Чарнецкий был сердит донельзя.
– Что это за войско, на него никогда нельзя положиться, – говорил он королю. – То оно дерется плохо, то проявляет чудеса отваги, как в голову взбредет, а чуть что – вот и бунт готов.
– Дай Бог, чтобы не вздумали разъехаться по домам, – отвечал король, – они ведь еще нужны, а им кажется, будто дело уже сделано.

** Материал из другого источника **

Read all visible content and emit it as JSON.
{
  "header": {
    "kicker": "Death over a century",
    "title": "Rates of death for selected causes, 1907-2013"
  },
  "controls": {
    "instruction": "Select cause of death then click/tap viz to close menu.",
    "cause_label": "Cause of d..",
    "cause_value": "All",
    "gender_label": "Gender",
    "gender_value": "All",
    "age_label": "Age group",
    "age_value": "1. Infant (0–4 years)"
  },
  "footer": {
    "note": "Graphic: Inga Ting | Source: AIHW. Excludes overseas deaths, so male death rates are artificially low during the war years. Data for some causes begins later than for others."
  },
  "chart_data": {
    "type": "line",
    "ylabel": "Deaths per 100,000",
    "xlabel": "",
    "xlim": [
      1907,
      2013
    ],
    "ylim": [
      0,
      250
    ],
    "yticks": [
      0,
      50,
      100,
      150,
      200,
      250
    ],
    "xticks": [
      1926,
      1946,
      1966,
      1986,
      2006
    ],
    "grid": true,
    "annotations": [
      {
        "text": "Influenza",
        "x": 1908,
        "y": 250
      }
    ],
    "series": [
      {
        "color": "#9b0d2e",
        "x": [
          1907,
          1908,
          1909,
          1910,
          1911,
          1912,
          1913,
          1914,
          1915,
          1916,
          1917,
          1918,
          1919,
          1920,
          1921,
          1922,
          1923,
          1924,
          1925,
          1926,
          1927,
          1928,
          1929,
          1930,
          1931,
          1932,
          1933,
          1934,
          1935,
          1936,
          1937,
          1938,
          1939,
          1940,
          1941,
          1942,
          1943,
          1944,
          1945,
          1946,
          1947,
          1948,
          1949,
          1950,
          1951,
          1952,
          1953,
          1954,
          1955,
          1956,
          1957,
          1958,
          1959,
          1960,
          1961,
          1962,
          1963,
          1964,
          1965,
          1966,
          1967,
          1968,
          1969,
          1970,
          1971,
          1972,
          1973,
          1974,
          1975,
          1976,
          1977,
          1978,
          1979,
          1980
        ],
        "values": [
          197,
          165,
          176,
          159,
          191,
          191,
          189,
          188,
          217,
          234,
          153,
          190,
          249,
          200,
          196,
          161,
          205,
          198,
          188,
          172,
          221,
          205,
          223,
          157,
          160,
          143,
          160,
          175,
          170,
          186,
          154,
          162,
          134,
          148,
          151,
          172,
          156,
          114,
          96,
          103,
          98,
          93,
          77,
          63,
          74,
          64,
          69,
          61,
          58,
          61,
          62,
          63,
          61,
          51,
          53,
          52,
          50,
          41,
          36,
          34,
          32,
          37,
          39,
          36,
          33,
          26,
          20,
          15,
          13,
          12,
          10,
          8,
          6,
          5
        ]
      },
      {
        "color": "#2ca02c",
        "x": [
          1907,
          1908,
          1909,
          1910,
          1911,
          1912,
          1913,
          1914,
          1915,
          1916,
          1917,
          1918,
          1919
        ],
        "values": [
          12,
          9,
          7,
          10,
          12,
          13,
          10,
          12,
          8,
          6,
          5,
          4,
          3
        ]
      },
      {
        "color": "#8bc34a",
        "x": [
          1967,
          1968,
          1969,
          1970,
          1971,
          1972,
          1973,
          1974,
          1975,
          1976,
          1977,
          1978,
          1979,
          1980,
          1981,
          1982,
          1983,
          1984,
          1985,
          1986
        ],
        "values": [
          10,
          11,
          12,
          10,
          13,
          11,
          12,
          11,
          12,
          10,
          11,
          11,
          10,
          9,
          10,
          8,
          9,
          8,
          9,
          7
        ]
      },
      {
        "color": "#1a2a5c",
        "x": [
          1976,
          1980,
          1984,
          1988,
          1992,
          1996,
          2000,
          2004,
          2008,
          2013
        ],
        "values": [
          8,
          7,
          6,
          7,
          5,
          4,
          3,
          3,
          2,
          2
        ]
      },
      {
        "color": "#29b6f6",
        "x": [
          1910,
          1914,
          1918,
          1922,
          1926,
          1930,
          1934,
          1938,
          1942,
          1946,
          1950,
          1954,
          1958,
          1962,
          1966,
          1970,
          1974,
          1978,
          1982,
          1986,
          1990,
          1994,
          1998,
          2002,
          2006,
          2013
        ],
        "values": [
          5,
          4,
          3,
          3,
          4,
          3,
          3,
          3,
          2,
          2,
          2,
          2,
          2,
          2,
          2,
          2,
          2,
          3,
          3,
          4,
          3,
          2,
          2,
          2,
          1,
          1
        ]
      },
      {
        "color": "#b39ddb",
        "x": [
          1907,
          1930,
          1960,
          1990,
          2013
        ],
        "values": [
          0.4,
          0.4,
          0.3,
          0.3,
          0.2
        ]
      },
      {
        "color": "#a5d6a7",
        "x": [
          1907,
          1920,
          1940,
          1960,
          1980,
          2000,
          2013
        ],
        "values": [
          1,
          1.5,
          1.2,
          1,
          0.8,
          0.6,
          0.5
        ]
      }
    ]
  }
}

– А зачинщика должно четвертовать, каковы бы ни были его заслуги, – упорствовал Чарнецкий.
И был отдан строжайший приказ разыскать Заглобу, ибо ни для кого не было тайной, что это он подстрекал к мятежу, но Заглоба точно в воду канул. Его искали в городе, в шатрах, среди обозных телег, даже у татар – все напрасно. Впрочем, Тизенгауз говорил, что король, добрый и милостивый, как всегда, желал от всей души, чтобы его не нашли, и даже молился об этом.
И вот однажды, спустя неделю, после трапезы, когда сердце Яна Казимира исполнилось веселья, люди услышали, как монаршьи уста произнесли:
– Эй, там, объявите, чтобы пан Заглоба долее не скрывался, а то нам уже скучно без него и его потешных выходок!
Видя, как возмутился этим киевский каштелян, король прибавил:
– Тому, кто пожелал бы в нашей Речи Посполитой, забыв о милосердии, поступать всегда строго по закону, пришлось бы вместо сердца топор носить на груди. Провиниться здесь легче, чем где бы то ни было, но зато нигде так быстро и вину свою не искупают, как у нас.
Говоря это, государь думал скорее о Бабиниче, чем о Заглобе, о Бабиниче же думал потому, что молодой храбрец как раз накануне поклонился ему в ноги, прося отпустить на Литву. Он говорил, что хочет расшевелить тамошних повстанцев и ходить в набеги на шведов, как некогда ходил на Хованского. А поскольку король и сам собирался послать туда кого-нибудь, знающего толк в партизанской войне, он тут же дал Бабиничу свое позволение, снарядил его, благословил и еще шепнул ему на ухо некое тайное напутствие, после которого молодой рыцарь как стоял, так и рухнул к ногам государя.